Yes, it has published an early draft of the script for Indiana Jones and the Kingdom of the Crystal Skull, and Wesley Snipes' tax returns; but it has also published the "Climategate" emails, an internal Trafigura report on toxic dumping in Ivory Coast, and the standard operating procedures for Guantanamo Bay.

Whatever the gaps in its procedures, there is little doubt that the website is at the forefront of a new information era in which the powerful, corrupt and murderous will have to feel a little more nervous about their behaviour. "There are reasons I do it that have to do with wanting to reform civilisation," Assange said in an interview with salon.com last month. "Of course, there's a personal psychology to it, that I enjoy crushing bastards. I like a good challenge."

Full disclosure: What we wouldn't know without Wikileaks

Trafigura's super-injunction

When commodities giant Trafigura used a super-injunction to suppress the release of an internal report on toxic dumping in the Ivory Coast in newspapers, it quickly appeared on Wikileaks instead. Accepting that the release made suppression futile, Trafigura lifted the injunction.

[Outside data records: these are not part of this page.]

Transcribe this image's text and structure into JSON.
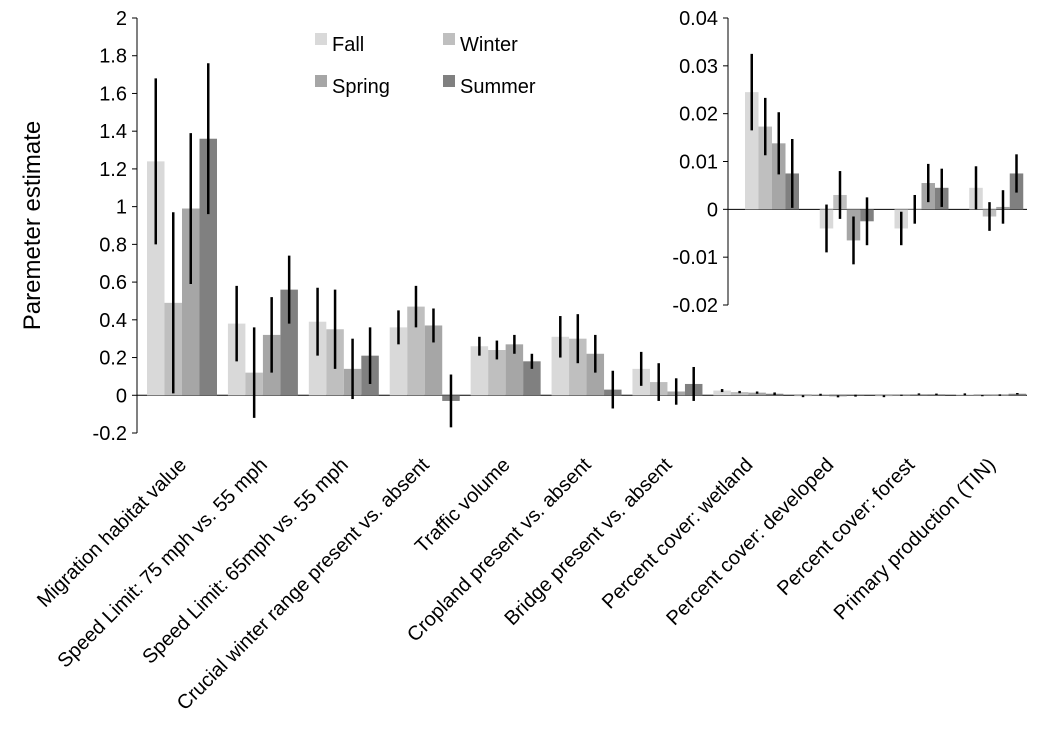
{
  "colors": {
    "series": [
      "#d9d9d9",
      "#bfbfbf",
      "#a6a6a6",
      "#808080"
    ],
    "axis": "#000000",
    "error_bar": "#000000"
  },
  "chart_data": [
    {
      "type": "bar",
      "ylabel": "Paremeter estimate",
      "ylim": [
        -0.2,
        2
      ],
      "yticks": [
        "2",
        "1.8",
        "1.6",
        "1.4",
        "1.2",
        "1",
        "0.8",
        "0.6",
        "0.4",
        "0.2",
        "0",
        "-0.2"
      ],
      "grid": false,
      "legend_position": "top-center",
      "categories": [
        "Migration habitat value",
        "Speed Limit: 75 mph vs. 55 mph",
        "Speed Limit: 65mph vs. 55 mph",
        "Crucial winter range present vs. absent",
        "Traffic volume",
        "Cropland present vs. absent",
        "Bridge present vs. absent",
        "Percent cover: wetland",
        "Percent cover: developed",
        "Percent cover: forest",
        "Primary production (TIN)"
      ],
      "series": [
        {
          "name": "Fall",
          "values": [
            1.24,
            0.38,
            0.39,
            0.36,
            0.26,
            0.31,
            0.14,
            0.025,
            -0.005,
            -0.005,
            0.005
          ],
          "error": [
            0.44,
            0.2,
            0.18,
            0.09,
            0.05,
            0.11,
            0.09,
            0.008,
            0.005,
            0.005,
            0.005
          ]
        },
        {
          "name": "Winter",
          "values": [
            0.49,
            0.12,
            0.35,
            0.47,
            0.24,
            0.3,
            0.07,
            0.017,
            0.003,
            0.0,
            -0.002
          ],
          "error": [
            0.48,
            0.24,
            0.21,
            0.11,
            0.05,
            0.13,
            0.1,
            0.006,
            0.005,
            0.003,
            0.003
          ]
        },
        {
          "name": "Spring",
          "values": [
            0.99,
            0.32,
            0.14,
            0.37,
            0.27,
            0.22,
            0.02,
            0.014,
            -0.006,
            0.006,
            0.001
          ],
          "error": [
            0.4,
            0.2,
            0.16,
            0.09,
            0.05,
            0.1,
            0.07,
            0.006,
            0.005,
            0.004,
            0.004
          ]
        },
        {
          "name": "Summer",
          "values": [
            1.36,
            0.56,
            0.21,
            -0.03,
            0.18,
            0.03,
            0.06,
            0.008,
            -0.002,
            0.005,
            0.008
          ],
          "error": [
            0.4,
            0.18,
            0.15,
            0.14,
            0.04,
            0.1,
            0.09,
            0.007,
            0.005,
            0.004,
            0.004
          ]
        }
      ]
    },
    {
      "type": "bar",
      "ylim": [
        -0.02,
        0.04
      ],
      "yticks": [
        "0.04",
        "0.03",
        "0.02",
        "0.01",
        "0",
        "-0.01",
        "-0.02"
      ],
      "grid": false,
      "categories": [
        "Percent cover: wetland",
        "Percent cover: developed",
        "Percent cover: forest",
        "Primary production (TIN)"
      ],
      "series": [
        {
          "name": "Fall",
          "values": [
            0.0245,
            -0.004,
            -0.004,
            0.0045
          ],
          "error": [
            0.008,
            0.005,
            0.0035,
            0.0045
          ]
        },
        {
          "name": "Winter",
          "values": [
            0.0173,
            0.003,
            0.0,
            -0.0015
          ],
          "error": [
            0.006,
            0.005,
            0.003,
            0.003
          ]
        },
        {
          "name": "Spring",
          "values": [
            0.0138,
            -0.0065,
            0.0055,
            0.0005
          ],
          "error": [
            0.0065,
            0.005,
            0.004,
            0.0035
          ]
        },
        {
          "name": "Summer",
          "values": [
            0.0075,
            -0.0025,
            0.0045,
            0.0075
          ],
          "error": [
            0.0072,
            0.005,
            0.004,
            0.004
          ]
        }
      ]
    }
  ]
}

The CRU's 'Climategate' leak

Emails leaked on the site showed that scientists at the UK's Climate Research Unit, including director Phil Jones, withheld information from sceptics

The BNP membership list

After the site published the BNP's secret membership list in November 2008, newspapers found teachers, priests and police officers among them. Another list was leaked last year. The police has since barred officers from membership.

Sarah Palin's emails

Mrs Palin's Yahoo email account, which was used to bypass US public information laws, was hacked and leaked during the presidential campaign. The hacker left traces of his actions, and could face five years in prison.